RollupNC

The Zero Knowledge Rollup (P.S. its not even zero knowledge you're just using some ZK proofs inside of a proof carrying rollup or validium)

This section is not a full-fledged definition of the use of Circom for proof-carrying rollups. It is meant to be an exploration of and introduction to the concept. We are by no means experts, so we are doing our best to provide this information as we have aggregated it and currently understand its application. Please reach out to us or the EF PSE Discord (see ECOSYSTEM > Communities to Join > Discord) for questions, comments, or concerns on this content.

RollupNC

Original Code base - Original Codelabs Demo - BattleZips 2022 Updated Code base

The Codelabs demo is highly recommended as a primer to the underlying mechanics of RollupNC. However, the Circom code used is somewhat out of date and will not work if compiled in Circom 2.0. You can use the BattleZips updated code base to reconcile these issues, or to simply deploy and run the RollupNC project for yourself quickly.

What is RollupNC?

Diagram of state transition in RollupNC https://github.com/rollupnc/RollupNC

From the RollupNC Readme:

SNARKs can generate succinct proofs for large computations, which are much faster and computationally easier to verify than they are to compute. This provides a way to "compress" expensive operations by computing them off-chain in a SNARK, and then only verifying the proof on-chain.

RollupNC is an implementation of rollup in which the relayer does not publish transaction data to the main chain, but only publishes the new Merkle root at every update. This provides gas savings but not data availability guarantees: we assume the operator will always provide data to users so they can update their leaf.

RollupNC is a very simplistic proof-carrying rollup demonstrating the use of Zero Knowledge proofs to perform batched, compressed, verifiable computations off-chain whose validity can be proven quickly on-chain.

RollupNC is a very simple rollup- there are three actions a user can perform:

• Deposit an arbitrary ERC20 or Gas token in the ZK L2 contract

• Transfer tokens from one account to another account on Layer 2

• Withdraw tokens from L2, out of the ZK L2 contract, to an Ethereum account

There is a single sequencer responsible for committing state updates to the layer 2 network in this code base. This means that the sequencer could censor new state updates from occurring.

Moving Beyond RollupNC with Circom: Hermez

The RollupNC functionality is highly limited - after all, the simple act of transferring tokens between accounts is not very useful. Polygon Hermez is a spiritual successor to RollupNC, containing all of the functionality in RollupNC and much more:

• Network validation rights tied to proof of stake

• Network fees for users' actions

• Users can swap tokens like an AMM

BattleZips' RollupNC Update

In the summer of 2022, BattleZips did an exploratory upgrade of the RollupNC codebase for the current version of Circom. Some changes, like naming or use of Poseidon over MiMC, are inconsequential to this compendium.

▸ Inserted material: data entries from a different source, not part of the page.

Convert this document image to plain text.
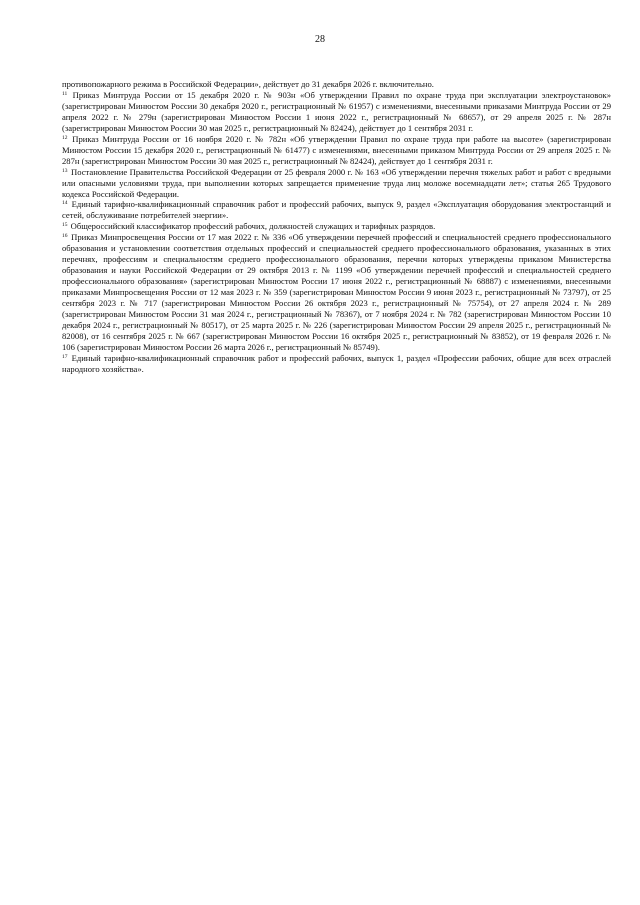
28

противопожарного режима в Российской Федерации», действует до 31 декабря 2026 г. включительно.

$^{11}$ Приказ Минтруда России от 15 декабря 2020 г. № 903н «Об утверждении Правил по охране труда при эксплуатации электроустановок» (зарегистрирован Минюстом России 30 декабря 2020 г., регистрационный № 61957) с изменениями, внесенными приказами Минтруда России от 29 апреля 2022 г. № 279н (зарегистрирован Минюстом России 1 июня 2022 г., регистрационный № 68657), от 29 апреля 2025 г. № 287н (зарегистрирован Минюстом России 30 мая 2025 г., регистрационный № 82424), действует до 1 сентября 2031 г.

$^{12}$ Приказ Минтруда России от 16 ноября 2020 г. № 782н «Об утверждении Правил по охране труда при работе на высоте» (зарегистрирован Минюстом России 15 декабря 2020 г., регистрационный № 61477) с изменениями, внесенными приказом Минтруда России от 29 апреля 2025 г. № 287н (зарегистрирован Минюстом России 30 мая 2025 г., регистрационный № 82424), действует до 1 сентября 2031 г.

$^{13}$ Постановление Правительства Российской Федерации от 25 февраля 2000 г. № 163 «Об утверждении перечня тяжелых работ и работ с вредными или опасными условиями труда, при выполнении которых запрещается применение труда лиц моложе восемнадцати лет»; статья 265 Трудового кодекса Российской Федерации.

$^{14}$ Единый тарифно-квалификационный справочник работ и профессий рабочих, выпуск 9, раздел «Эксплуатация оборудования электростанций и сетей, обслуживание потребителей энергии».

$^{15}$ Общероссийский классификатор профессий рабочих, должностей служащих и тарифных разрядов.

$^{16}$ Приказ Минпросвещения России от 17 мая 2022 г. № 336 «Об утверждении перечней профессий и специальностей среднего профессионального образования и установлении соответствия отдельных профессий и специальностей среднего профессионального образования, указанных в этих перечнях, профессиям и специальностям среднего профессионального образования, перечни которых утверждены приказом Министерства образования и науки Российской Федерации от 29 октября 2013 г. № 1199 «Об утверждении перечней профессий и специальностей среднего профессионального образования» (зарегистрирован Минюстом России 17 июня 2022 г., регистрационный № 68887) с изменениями, внесенными приказами Минпросвещения России от 12 мая 2023 г. № 359 (зарегистрирован Минюстом России 9 июня 2023 г., регистрационный № 73797), от 25 сентября 2023 г. № 717 (зарегистрирован Минюстом России 26 октября 2023 г., регистрационный № 75754), от 27 апреля 2024 г. № 289 (зарегистрирован Минюстом России 31 мая 2024 г., регистрационный № 78367), от 7 ноября 2024 г. № 782 (зарегистрирован Минюстом России 10 декабря 2024 г., регистрационный № 80517), от 25 марта 2025 г. № 226 (зарегистрирован Минюстом России 29 апреля 2025 г., регистрационный № 82008), от 16 сентября 2025 г. № 667 (зарегистрирован Минюстом России 16 октября 2025 г., регистрационный № 83852), от 19 февраля 2026 г. № 106 (зарегистрирован Минюстом России 26 марта 2026 г., регистрационный № 85749).

$^{17}$ Единый тарифно-квалификационный справочник работ и профессий рабочих, выпуск 1, раздел «Профессии рабочих, общие для всех отраслей народного хозяйства».
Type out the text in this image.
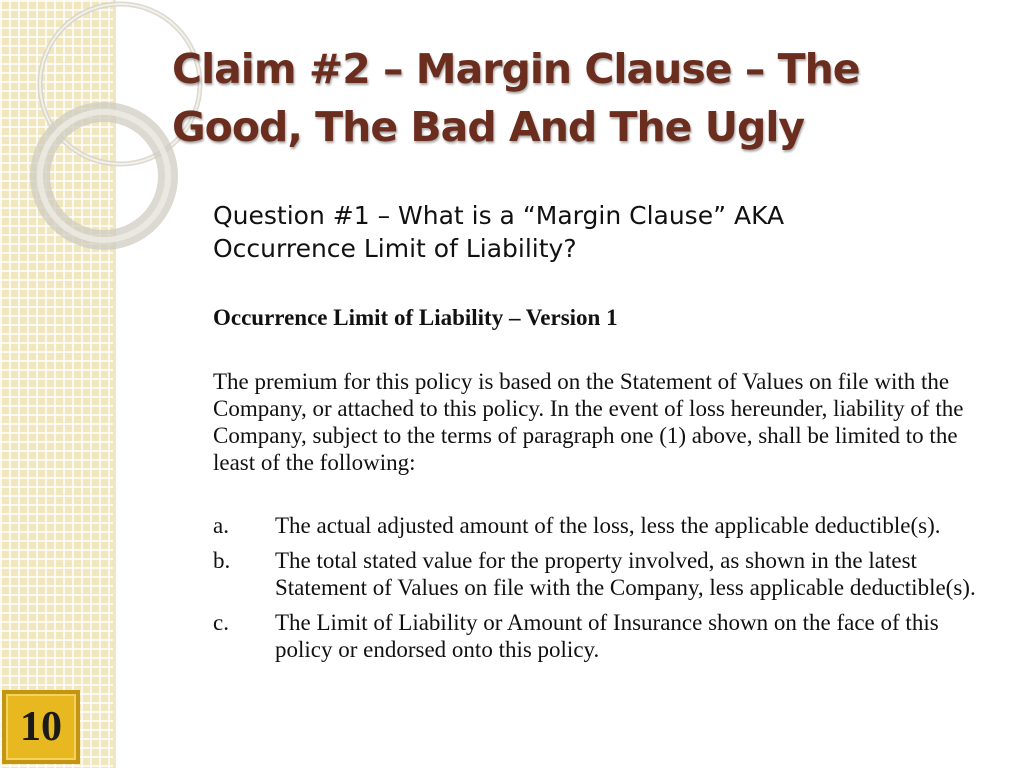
10
Claim #2 – Margin Clause – The
Good, The Bad And The Ugly
Question #1 – What is a “Margin Clause” AKA
Occurrence Limit of Liability?
Occurrence Limit of Liability – Version 1

The premium for this policy is based on the Statement of Values on file with the Company, or attached to this policy. In the event of loss hereunder, liability of the Company, subject to the terms of paragraph one (1) above, shall be limited to the least of the following:

a.	The actual adjusted amount of the loss, less the applicable deductible(s).
b.	The total stated value for the property involved, as shown in the latest Statement of Values on file with the Company, less applicable deductible(s).
c.	The Limit of Liability or Amount of Insurance shown on the face of this policy or endorsed onto this policy.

The primary improvement BattleZips makes on RollupNC is the creation of a modern unit test showing a heavily simplified experience for working with the RollupNC circuits. Chiefly, our use of @zk-kit/incremental-merkle-tree shows a standardized, efficient way to work with the many merkle trees needed to use the RollupNC circuits and contracts.

it('Process Batch #1 (4 new balance leaves)', async () => {
    // construct expected values
    const emptyLeaf = L2Account.emptyRoot(poseidon)
    const coordinatorPubkey = accounts.coordinator.L2.pubkey.map(point => F.toObject(point));
    const coordinatorLeaf = poseidon([...coordinatorPubkey, 0, 0, 0]);
    tree = new IncrementalMerkleTree(_poseidon, 4, 0);
    tree.insert(emptyLeaf);
    tree.insert(F.toObject(coordinatorLeaf));
    tree.insert(accounts.alice.L2.root);
    tree.insert(accounts.bob.L2.root);
    const expected = {
        oldRoot: zeroCache[zeroCache.length - 1],
        newRoot: tree.root
    }
    // construct transaction
    const position = [0, 0];
    const proof = [zeroCache[2], zeroCache[3]];
    const tx = rollup.connect(accounts.coordinator.L1).processDeposits(2, position, proof);
    // verify execution integrity
    await expect(tx).to.emit(rollup, "ConfirmDeposit").withArgs(
        expected.oldRoot,
        expected.newRoot,
        4
    );
})

Before, there were many supporting utility functions. While we still need many for transaction and account management, we can offload the work done on merkle trees/ merkle proofs to the imported zk-kit incremental merkle tree.